Northwest Passage

With the discovery of the exotic nations of the Orient in the 15th century came the race to find a shortcut from the Americas. After Magellan found a passage to the Far East through the straight bearing his name at the southernmost tip of South America, many believed that there would be a similar passage through the northern ocean. The quest to find the Northwest Passage was no easy task. For almost four hundred years explorers, such as Martin Frobisher, John Davis, Henry Hudson, John Franklin, James Cook, John Ross, and William Parry, tried to find this elusive passage; and, although they failed to navigate it, their efforts were not in vain. These early polar explorers were instrumental in the discovery and mapping of Canada's Arctic.
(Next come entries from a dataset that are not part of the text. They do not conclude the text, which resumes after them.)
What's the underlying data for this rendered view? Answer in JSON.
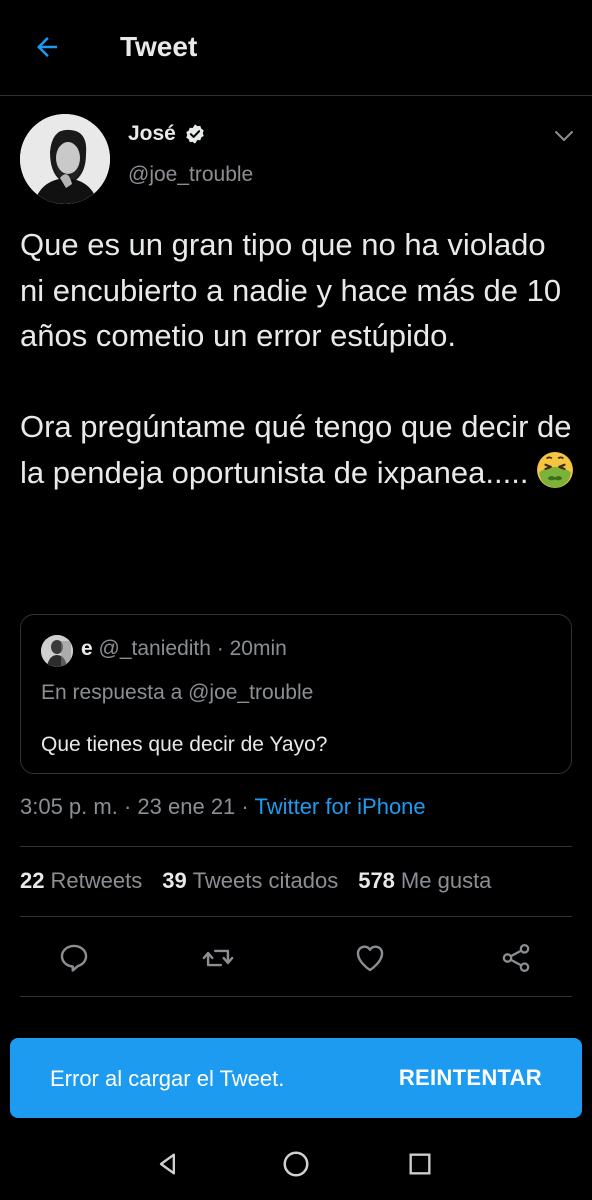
{
  "header": {
    "title": "Tweet",
    "back_icon": "arrow-left-icon"
  },
  "tweet": {
    "author_name": "José",
    "author_handle": "@joe_trouble",
    "verified": true,
    "paragraph_1": "Que es un gran tipo que no ha violado ni encubierto a nadie y hace más de 10 años cometio un error estúpido.",
    "paragraph_2": "Ora pregúntame qué tengo que decir de la pendeja oportunista de ixpanea.....",
    "emoji": "nauseated-face-emoji",
    "time": "3:05 p. m.",
    "date": "23 ene 21",
    "source": "Twitter for iPhone"
  },
  "quote": {
    "name": "e",
    "handle": "@_taniedith",
    "age": "20min",
    "reply_to": "En respuesta a @joe_trouble",
    "text": "Que tienes que decir de Yayo?"
  },
  "stats": {
    "retweets_count": "22",
    "retweets_label": "Retweets",
    "quotes_count": "39",
    "quotes_label": "Tweets citados",
    "likes_count": "578",
    "likes_label": "Me gusta"
  },
  "actions": [
    "reply-icon",
    "retweet-icon",
    "like-icon",
    "share-icon"
  ],
  "toast": {
    "message": "Error al cargar el Tweet.",
    "button": "REINTENTAR"
  },
  "colors": {
    "background": "#000000",
    "accent": "#1d9bf0",
    "text_primary": "#e7e9ea",
    "text_secondary": "#8b8f94",
    "divider": "#2f3336"
  }
}
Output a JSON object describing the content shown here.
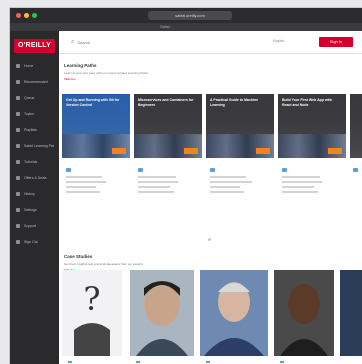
{
  "window": {
    "title_pill": "safari.oreilly.com"
  },
  "browser": {
    "tab_label": "Safari"
  },
  "sidebar": {
    "logo": "O'REILLY",
    "items": [
      {
        "label": "Home"
      },
      {
        "label": "Recommended"
      },
      {
        "label": "Queue"
      },
      {
        "label": "Topics"
      },
      {
        "label": "Playlists"
      },
      {
        "label": "Safari Learning Paths"
      },
      {
        "label": "Tutorials"
      },
      {
        "label": "Offers & Deals"
      },
      {
        "label": "History"
      },
      {
        "label": "Settings"
      },
      {
        "label": "Support"
      },
      {
        "label": "Sign Out"
      }
    ]
  },
  "topbar": {
    "search_placeholder": "Search",
    "language": "English",
    "signin_label": "Sign In"
  },
  "learning_paths": {
    "title": "Learning Paths",
    "subtitle": "Learn at your own pace with our expert-curated Learning Paths",
    "see_all": "SEE ALL",
    "cards": [
      {
        "title": "Get Up and Running with Git for Version Control"
      },
      {
        "title": "Microservices and Containers for Beginners"
      },
      {
        "title": "A Practical Guide to Machine Learning"
      },
      {
        "title": "Build Your First Web App with React and Node"
      }
    ]
  },
  "case_studies": {
    "title": "Case Studies",
    "subtitle": "Get fresh insights and practical takeaways from our experts",
    "see_all": "SEE ALL"
  },
  "colors": {
    "brand_red": "#d3002d",
    "sidebar_bg": "#2a2a2c",
    "card_blue": "#2a5fa8",
    "badge_orange": "#f58220",
    "meta_blue": "#5aa0d6"
  }
}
William Parry and his crew came the closest to successfully navigating and charting the Northwest Passage on his first expedition 1819–20. They made their way through Lancaster Sound and overwintered at Winter Harbour on Melville Island. While exploring Melville Island they sailed out of the Sound to a westward longitude of 113°48', the farthest west any ship had reached. They discovered Banks Island and had, in fact, traveled most of the way through the Northwest Passage, but they were blocked by pack ice blown in from the Beaufort Sea. Having come so close, Parry was sent back a second and third time in 1821–23 and 1824–25, but to no avail; he was halted both times by dense sea ice.
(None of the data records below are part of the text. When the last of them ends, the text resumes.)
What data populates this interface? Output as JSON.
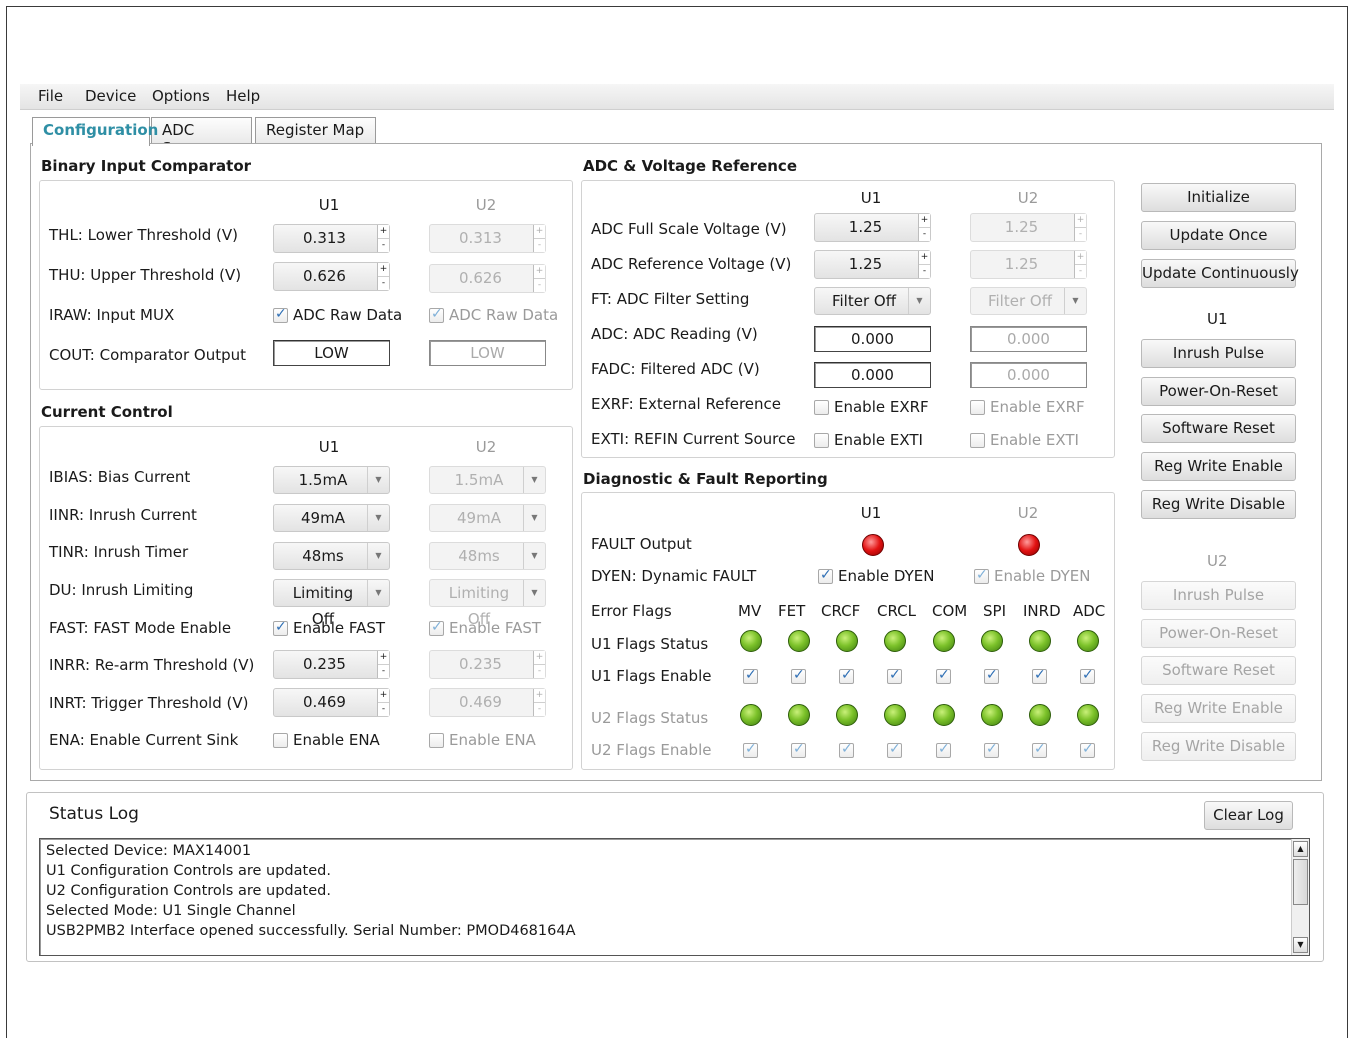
{
  "menu": [
    "File",
    "Device",
    "Options",
    "Help"
  ],
  "tabs": [
    "Configuration",
    "ADC Scope",
    "Register Map"
  ],
  "binary": {
    "title": "Binary Input Comparator",
    "u1": "U1",
    "u2": "U2",
    "thl_label": "THL: Lower Threshold (V)",
    "thl_u1": "0.313",
    "thl_u2": "0.313",
    "thu_label": "THU: Upper Threshold (V)",
    "thu_u1": "0.626",
    "thu_u2": "0.626",
    "iraw_label": "IRAW: Input MUX",
    "iraw_u1": "ADC Raw Data",
    "iraw_u2": "ADC Raw Data",
    "cout_label": "COUT: Comparator Output",
    "cout_u1": "LOW",
    "cout_u2": "LOW"
  },
  "current": {
    "title": "Current Control",
    "u1": "U1",
    "u2": "U2",
    "ibias_label": "IBIAS: Bias Current",
    "ibias_u1": "1.5mA",
    "ibias_u2": "1.5mA",
    "iinr_label": "IINR: Inrush Current",
    "iinr_u1": "49mA",
    "iinr_u2": "49mA",
    "tinr_label": "TINR: Inrush Timer",
    "tinr_u1": "48ms",
    "tinr_u2": "48ms",
    "du_label": "DU: Inrush Limiting",
    "du_u1": "Limiting Off",
    "du_u2": "Limiting Off",
    "fast_label": "FAST: FAST Mode Enable",
    "fast_u1": "Enable FAST",
    "fast_u2": "Enable FAST",
    "inrr_label": "INRR: Re-arm Threshold (V)",
    "inrr_u1": "0.235",
    "inrr_u2": "0.235",
    "inrt_label": "INRT: Trigger Threshold (V)",
    "inrt_u1": "0.469",
    "inrt_u2": "0.469",
    "ena_label": "ENA: Enable Current Sink",
    "ena_u1": "Enable ENA",
    "ena_u2": "Enable ENA"
  },
  "adc": {
    "title": "ADC & Voltage Reference",
    "u1": "U1",
    "u2": "U2",
    "fs_label": "ADC Full Scale Voltage (V)",
    "fs_u1": "1.25",
    "fs_u2": "1.25",
    "ref_label": "ADC Reference Voltage (V)",
    "ref_u1": "1.25",
    "ref_u2": "1.25",
    "ft_label": "FT: ADC Filter Setting",
    "ft_u1": "Filter Off",
    "ft_u2": "Filter Off",
    "reading_label": "ADC: ADC Reading (V)",
    "reading_u1": "0.000",
    "reading_u2": "0.000",
    "fadc_label": "FADC: Filtered ADC (V)",
    "fadc_u1": "0.000",
    "fadc_u2": "0.000",
    "exrf_label": "EXRF: External Reference",
    "exrf_u1": "Enable EXRF",
    "exrf_u2": "Enable EXRF",
    "exti_label": "EXTI: REFIN Current Source",
    "exti_u1": "Enable EXTI",
    "exti_u2": "Enable EXTI"
  },
  "diag": {
    "title": "Diagnostic & Fault Reporting",
    "u1": "U1",
    "u2": "U2",
    "fault_label": "FAULT Output",
    "dyen_label": "DYEN: Dynamic FAULT",
    "dyen_u1": "Enable DYEN",
    "dyen_u2": "Enable DYEN",
    "error_flags_label": "Error Flags",
    "flags": [
      "MV",
      "FET",
      "CRCF",
      "CRCL",
      "COM",
      "SPI",
      "INRD",
      "ADC"
    ],
    "u1_status_label": "U1 Flags Status",
    "u1_enable_label": "U1 Flags Enable",
    "u2_status_label": "U2 Flags Status",
    "u2_enable_label": "U2 Flags Enable"
  },
  "buttons": {
    "initialize": "Initialize",
    "update_once": "Update Once",
    "update_cont": "Update Continuously",
    "u1_head": "U1",
    "u2_head": "U2",
    "inrush": "Inrush Pulse",
    "por": "Power-On-Reset",
    "soft_reset": "Software Reset",
    "reg_en": "Reg Write Enable",
    "reg_dis": "Reg Write Disable"
  },
  "status_log": {
    "title": "Status Log",
    "clear": "Clear Log",
    "lines": [
      "Selected Device: MAX14001",
      "U1 Configuration Controls are updated.",
      "U2 Configuration Controls are updated.",
      "Selected Mode: U1 Single Channel",
      "USB2PMB2 Interface opened successfully. Serial Number: PMOD468164A"
    ]
  },
  "colors": {
    "accent": "#2f8fa5",
    "led_green": "#7cc22a",
    "led_red": "#e21212"
  }
}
Roal Amundsen became the first to successfully sail the Northwest Passage from east to west on his 1903–06 expedition. This voyage was made on the Gjoa, a 47-tonne sloop. Amundsen went on to become one of the most important explorers of the Antarctic.
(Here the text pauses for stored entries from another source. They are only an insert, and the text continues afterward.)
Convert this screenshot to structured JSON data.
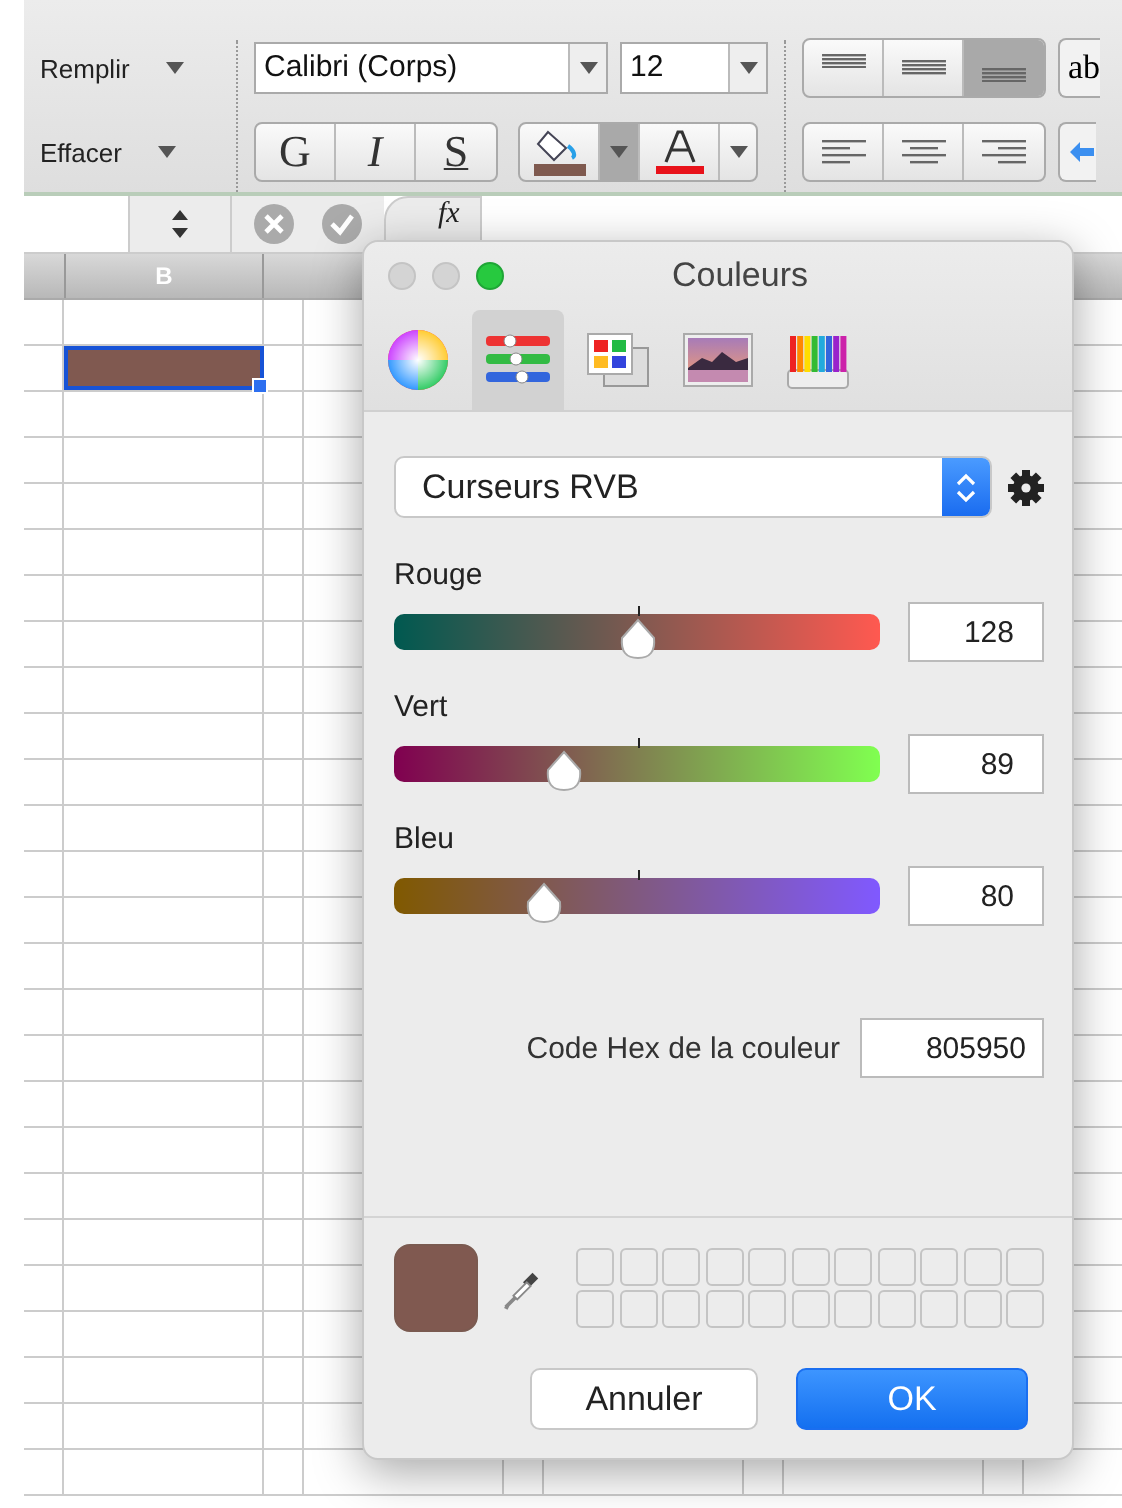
{
  "ribbon": {
    "edit_menus": [
      {
        "label": "Remplir"
      },
      {
        "label": "Effacer"
      }
    ],
    "font_name": "Calibri (Corps)",
    "font_size": "12",
    "style_buttons": [
      {
        "label": "G",
        "kind": "bold"
      },
      {
        "label": "I",
        "kind": "italic"
      },
      {
        "label": "S",
        "kind": "underline"
      }
    ],
    "vertical_align": [
      {
        "selected": false
      },
      {
        "selected": false
      },
      {
        "selected": true
      }
    ],
    "partial_button": "ab"
  },
  "formula_bar": {
    "function_label": "fx"
  },
  "sheet": {
    "column_header": "B"
  },
  "dialog": {
    "title": "Couleurs",
    "tabs": [
      {
        "kind": "wheel",
        "selected": false
      },
      {
        "kind": "sliders",
        "selected": true
      },
      {
        "kind": "palettes",
        "selected": false
      },
      {
        "kind": "image",
        "selected": false
      },
      {
        "kind": "pencils",
        "selected": false
      }
    ],
    "mode": "Curseurs RVB",
    "sliders": [
      {
        "label": "Rouge",
        "level": 0.5,
        "value": "128"
      },
      {
        "label": "Vert",
        "level": 0.35,
        "value": "89"
      },
      {
        "label": "Bleu",
        "level": 0.31,
        "value": "80"
      }
    ],
    "hex_label": "Code Hex de la couleur",
    "hex_value": "805950",
    "buttons": [
      {
        "label": "Annuler",
        "kind": "secondary"
      },
      {
        "label": "OK",
        "kind": "primary"
      }
    ]
  }
}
During World War II, Royal Canadian Mounted Police aboard the original St. Roch took more than two years to travel through Canada's Arctic, after being trapped by ice for two winters. In fall 2000, a Canadian police boat, the St. Roch II, took a mere month to travel the same route. The boat met no pack ice during its eastward journey from Tuktoyaktuk, NWT, to Baffin Bay. Could this be a sign of melting arctic ice and perhaps of climate change?